Sağlıkta şiddetin her geçen gün arttığı, sağlıkta şiddet ile ilgili etkili, caydırıcı kanunların çıkartılmaması, sevk zincirinin uygulanmaması, şehir hastanelerinin yabancılara satılması tartışmaları, aile hekimlerimizin kiraladıkları aile sağlığı merkezlerinde kamu görevi yapan hekimlerimizin özel mülk sahipleriyle karşı karşıya getirilerek onlarca dava açılması, personel eksiklikleri, geçici görevlendirmeler, 5 dakikada bir verilen MHRS randevuları kabul edilemez.
OECD ülkeleri arasında kişi başına en az hekim düşen ülke Türkiyedir. Hekim başına en çok hasta düşen ülke de Türkiyedir. Dünyadaki en başarılı hekimlerin pek çoğunun Türk olması gurur ve onur vericidir. Sınırlı imkanlarla mucizeler başaran hekimlerimizin sahipsiz olması da o kadar üzücüdür. 39 Sağlık branşında ki sağlık çalışanları için bir meslek kanunu şarttır. Sağlık hizmeti sunacak olan sağlık meslek guruplarının mezun oldukları okullar da da plansızlık söz konusudur. Mesela; önümüzdeki günlerde sonuçlanacak olan diş hekimleri atamasında yaklaşık 20 bin atama bekleyen diş hekimi varken 286 diş hekiminin atanabilecek olması buna örnektir. TUS ve DUS uzmanlık sınavlarında kontenjanların az olması da çözülmesi gereken bir sorundur.

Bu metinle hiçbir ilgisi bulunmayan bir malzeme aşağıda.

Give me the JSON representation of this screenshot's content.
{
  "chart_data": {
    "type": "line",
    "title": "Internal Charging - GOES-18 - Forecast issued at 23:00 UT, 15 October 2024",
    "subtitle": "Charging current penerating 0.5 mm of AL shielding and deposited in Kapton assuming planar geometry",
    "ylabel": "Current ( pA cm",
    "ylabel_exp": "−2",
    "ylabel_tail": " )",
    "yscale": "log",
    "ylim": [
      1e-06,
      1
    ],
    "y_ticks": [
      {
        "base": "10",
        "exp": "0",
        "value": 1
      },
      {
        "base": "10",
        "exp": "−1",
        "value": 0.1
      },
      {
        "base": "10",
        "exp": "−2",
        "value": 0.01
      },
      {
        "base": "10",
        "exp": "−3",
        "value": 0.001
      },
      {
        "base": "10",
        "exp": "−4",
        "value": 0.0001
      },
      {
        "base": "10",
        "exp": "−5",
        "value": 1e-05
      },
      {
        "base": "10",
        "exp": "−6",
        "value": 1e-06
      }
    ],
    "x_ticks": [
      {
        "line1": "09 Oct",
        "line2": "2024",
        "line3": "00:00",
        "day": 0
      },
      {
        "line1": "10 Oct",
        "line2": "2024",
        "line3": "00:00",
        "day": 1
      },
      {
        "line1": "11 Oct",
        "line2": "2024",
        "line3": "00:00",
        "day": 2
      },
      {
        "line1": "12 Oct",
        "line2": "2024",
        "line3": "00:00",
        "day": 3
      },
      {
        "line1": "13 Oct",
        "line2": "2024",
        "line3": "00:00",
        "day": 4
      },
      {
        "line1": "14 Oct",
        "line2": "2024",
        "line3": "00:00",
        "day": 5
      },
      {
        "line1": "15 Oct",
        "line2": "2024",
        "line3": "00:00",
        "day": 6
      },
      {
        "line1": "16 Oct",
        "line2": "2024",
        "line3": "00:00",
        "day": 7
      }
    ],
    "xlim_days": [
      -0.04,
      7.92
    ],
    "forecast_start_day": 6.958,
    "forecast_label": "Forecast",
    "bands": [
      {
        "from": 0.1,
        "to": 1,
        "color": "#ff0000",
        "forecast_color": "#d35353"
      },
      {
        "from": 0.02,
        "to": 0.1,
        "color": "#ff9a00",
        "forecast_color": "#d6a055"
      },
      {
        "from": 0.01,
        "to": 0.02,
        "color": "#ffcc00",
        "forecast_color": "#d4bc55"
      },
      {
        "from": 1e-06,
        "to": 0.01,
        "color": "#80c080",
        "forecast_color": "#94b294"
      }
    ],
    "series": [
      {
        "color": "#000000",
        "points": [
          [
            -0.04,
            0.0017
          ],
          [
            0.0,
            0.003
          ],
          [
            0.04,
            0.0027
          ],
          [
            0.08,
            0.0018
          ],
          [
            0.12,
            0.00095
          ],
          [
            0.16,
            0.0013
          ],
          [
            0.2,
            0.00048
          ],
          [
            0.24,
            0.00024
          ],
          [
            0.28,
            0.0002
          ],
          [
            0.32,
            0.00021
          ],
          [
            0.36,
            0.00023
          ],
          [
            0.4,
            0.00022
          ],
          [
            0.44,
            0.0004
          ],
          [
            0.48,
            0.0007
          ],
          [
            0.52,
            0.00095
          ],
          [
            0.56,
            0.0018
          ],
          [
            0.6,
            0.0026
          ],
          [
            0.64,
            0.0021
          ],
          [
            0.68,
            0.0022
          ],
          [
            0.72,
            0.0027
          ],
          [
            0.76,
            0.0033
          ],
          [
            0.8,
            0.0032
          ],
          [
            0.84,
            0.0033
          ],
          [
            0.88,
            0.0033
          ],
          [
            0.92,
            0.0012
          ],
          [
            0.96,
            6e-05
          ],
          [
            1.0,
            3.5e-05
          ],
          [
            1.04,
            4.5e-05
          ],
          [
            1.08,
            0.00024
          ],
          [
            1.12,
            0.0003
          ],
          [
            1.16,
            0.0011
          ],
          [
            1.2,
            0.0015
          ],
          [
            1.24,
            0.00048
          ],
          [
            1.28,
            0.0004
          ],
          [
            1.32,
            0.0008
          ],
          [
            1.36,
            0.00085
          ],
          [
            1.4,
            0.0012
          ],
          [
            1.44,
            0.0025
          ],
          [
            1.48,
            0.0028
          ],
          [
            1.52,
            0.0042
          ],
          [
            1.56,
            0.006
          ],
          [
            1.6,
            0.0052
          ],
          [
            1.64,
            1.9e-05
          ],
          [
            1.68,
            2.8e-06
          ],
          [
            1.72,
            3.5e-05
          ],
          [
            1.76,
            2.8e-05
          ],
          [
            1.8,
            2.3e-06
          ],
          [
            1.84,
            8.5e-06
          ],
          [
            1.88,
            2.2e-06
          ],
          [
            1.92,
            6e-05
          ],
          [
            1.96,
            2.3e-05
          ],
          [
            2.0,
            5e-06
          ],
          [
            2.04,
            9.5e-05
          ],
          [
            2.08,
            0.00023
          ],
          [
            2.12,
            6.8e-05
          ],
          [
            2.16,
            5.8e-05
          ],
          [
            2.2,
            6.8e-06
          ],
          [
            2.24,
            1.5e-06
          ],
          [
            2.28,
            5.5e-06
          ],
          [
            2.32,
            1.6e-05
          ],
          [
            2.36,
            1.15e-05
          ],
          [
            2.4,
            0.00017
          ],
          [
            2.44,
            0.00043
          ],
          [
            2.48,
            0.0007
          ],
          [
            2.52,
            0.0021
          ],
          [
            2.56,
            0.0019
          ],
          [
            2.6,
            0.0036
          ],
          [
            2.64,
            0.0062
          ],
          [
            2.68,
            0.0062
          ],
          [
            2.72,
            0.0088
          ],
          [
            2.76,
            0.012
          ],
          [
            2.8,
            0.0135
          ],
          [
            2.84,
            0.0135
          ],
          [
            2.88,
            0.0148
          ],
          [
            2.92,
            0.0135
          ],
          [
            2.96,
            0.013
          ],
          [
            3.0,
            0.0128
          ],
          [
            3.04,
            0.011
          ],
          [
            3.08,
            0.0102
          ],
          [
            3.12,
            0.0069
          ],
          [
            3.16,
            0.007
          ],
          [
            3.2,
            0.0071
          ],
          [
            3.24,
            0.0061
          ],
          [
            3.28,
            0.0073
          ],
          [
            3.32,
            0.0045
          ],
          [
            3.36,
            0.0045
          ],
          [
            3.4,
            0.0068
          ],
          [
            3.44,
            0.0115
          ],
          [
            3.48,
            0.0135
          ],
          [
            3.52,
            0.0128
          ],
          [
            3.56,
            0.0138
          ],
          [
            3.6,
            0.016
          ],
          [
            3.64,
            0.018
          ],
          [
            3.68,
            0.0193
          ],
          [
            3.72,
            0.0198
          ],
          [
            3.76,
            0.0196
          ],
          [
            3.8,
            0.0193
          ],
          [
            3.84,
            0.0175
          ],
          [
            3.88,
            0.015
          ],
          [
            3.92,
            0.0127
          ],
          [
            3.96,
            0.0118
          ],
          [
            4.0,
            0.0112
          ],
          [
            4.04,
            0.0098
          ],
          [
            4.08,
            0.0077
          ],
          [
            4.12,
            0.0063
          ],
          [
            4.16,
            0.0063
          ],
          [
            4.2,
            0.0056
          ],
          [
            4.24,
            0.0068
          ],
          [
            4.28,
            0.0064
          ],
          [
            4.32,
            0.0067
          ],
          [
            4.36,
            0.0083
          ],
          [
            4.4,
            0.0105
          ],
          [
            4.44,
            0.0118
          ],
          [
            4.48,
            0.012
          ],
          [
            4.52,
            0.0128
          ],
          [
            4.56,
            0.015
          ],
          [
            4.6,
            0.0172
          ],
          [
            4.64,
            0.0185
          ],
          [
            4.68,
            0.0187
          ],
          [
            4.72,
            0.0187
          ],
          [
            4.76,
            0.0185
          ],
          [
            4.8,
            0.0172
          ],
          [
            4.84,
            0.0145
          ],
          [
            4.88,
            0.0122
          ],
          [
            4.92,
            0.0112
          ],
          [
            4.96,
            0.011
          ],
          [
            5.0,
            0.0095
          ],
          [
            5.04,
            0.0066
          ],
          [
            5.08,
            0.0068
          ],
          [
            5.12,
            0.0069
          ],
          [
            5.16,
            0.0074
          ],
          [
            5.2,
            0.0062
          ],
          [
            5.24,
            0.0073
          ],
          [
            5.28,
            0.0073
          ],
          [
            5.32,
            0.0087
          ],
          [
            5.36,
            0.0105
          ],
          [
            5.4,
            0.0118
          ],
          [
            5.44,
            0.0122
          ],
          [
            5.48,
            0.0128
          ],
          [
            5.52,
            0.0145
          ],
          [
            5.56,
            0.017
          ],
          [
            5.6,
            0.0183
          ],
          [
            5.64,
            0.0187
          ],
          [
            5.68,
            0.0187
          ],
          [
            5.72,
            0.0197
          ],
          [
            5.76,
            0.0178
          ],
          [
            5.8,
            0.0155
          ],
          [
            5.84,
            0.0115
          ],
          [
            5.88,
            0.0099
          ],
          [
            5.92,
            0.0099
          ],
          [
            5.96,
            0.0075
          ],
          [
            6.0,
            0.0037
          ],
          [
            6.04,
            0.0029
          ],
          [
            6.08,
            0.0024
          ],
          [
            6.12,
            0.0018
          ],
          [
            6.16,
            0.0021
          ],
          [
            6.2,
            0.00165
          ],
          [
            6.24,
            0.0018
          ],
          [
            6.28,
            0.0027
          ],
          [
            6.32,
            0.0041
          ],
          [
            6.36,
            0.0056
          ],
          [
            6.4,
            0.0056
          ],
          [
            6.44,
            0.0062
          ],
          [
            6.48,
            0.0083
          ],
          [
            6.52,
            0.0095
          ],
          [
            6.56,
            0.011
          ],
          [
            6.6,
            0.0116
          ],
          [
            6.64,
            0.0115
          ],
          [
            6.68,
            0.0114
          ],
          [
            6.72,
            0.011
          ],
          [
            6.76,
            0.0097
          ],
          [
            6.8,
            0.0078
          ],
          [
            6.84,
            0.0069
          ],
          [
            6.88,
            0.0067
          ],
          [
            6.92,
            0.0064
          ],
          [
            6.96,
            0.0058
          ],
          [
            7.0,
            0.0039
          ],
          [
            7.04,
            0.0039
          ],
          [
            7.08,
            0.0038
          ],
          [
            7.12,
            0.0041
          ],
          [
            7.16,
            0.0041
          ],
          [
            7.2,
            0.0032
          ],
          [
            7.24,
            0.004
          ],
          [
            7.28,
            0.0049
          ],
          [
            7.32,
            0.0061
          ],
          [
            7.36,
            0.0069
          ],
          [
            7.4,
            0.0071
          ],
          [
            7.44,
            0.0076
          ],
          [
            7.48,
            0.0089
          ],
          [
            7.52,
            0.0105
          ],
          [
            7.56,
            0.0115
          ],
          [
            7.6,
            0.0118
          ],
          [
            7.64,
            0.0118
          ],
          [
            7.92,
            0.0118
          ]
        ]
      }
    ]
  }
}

Özetle diyoruz ki; Hekimlerimiz başta olmak üzere, sağlık çalışanları olarak, emeklerinin karşılığı olan, insanca yaşayacak ve emekli aylıklarına etki edecek olan, emekliliğe yansıyacak ücret için, hekimlerin 7800 ek gösterge yükseltilmesi, özel hizmet tazminat oranlarının yükseltilmesi, nöbet ücretleri, temel özlük hakları ve adil maaş sistemi için bir kez daha çağrıda bulunuyoruz.
Sağlık, her insan için temel bir haktır ve bu hakkı sağlayanlar da haklarını almalıdırlar. Aşırı iş yükü, artan personel eksikliği, maruz kalınan baskılar ve özlük haklarındaki eksiklikler göz ardı edilemez boyutlara gelmiştir.
Ülkemizde, emeğiyle alın teriyle geçinen her vatandaşımızın satın alma gücü ciddi düzeyde azalmış vatandaşlarımız fakirleşmişlerdir. Fakirleşmenin sebeplerinden bir tanesi de gelir adaletsizliğidir. Ülkemizde milyon dolarlarca gelir elde eden şirketler vergi ödemezken ya da bu şirketlere vergi affı yapılarak vergileri silinirken, asgari ücretlisinden memuruna işçisine kadar, sabit ücretliler maaşlarını cebine koymadan vergilerini ödemektedirler.
Hekimlerimiz ve sağlık çalışanlarımız olarak diyoruz ki; vergi adaletsizliğinin giderilmesi, insanca çalışma koşulları, adil iş yükü planlanması, emeğe eğitime öğretime karşı gelecek ücretlendirme, emekliliğe yansıyacak tek kalem maaş.”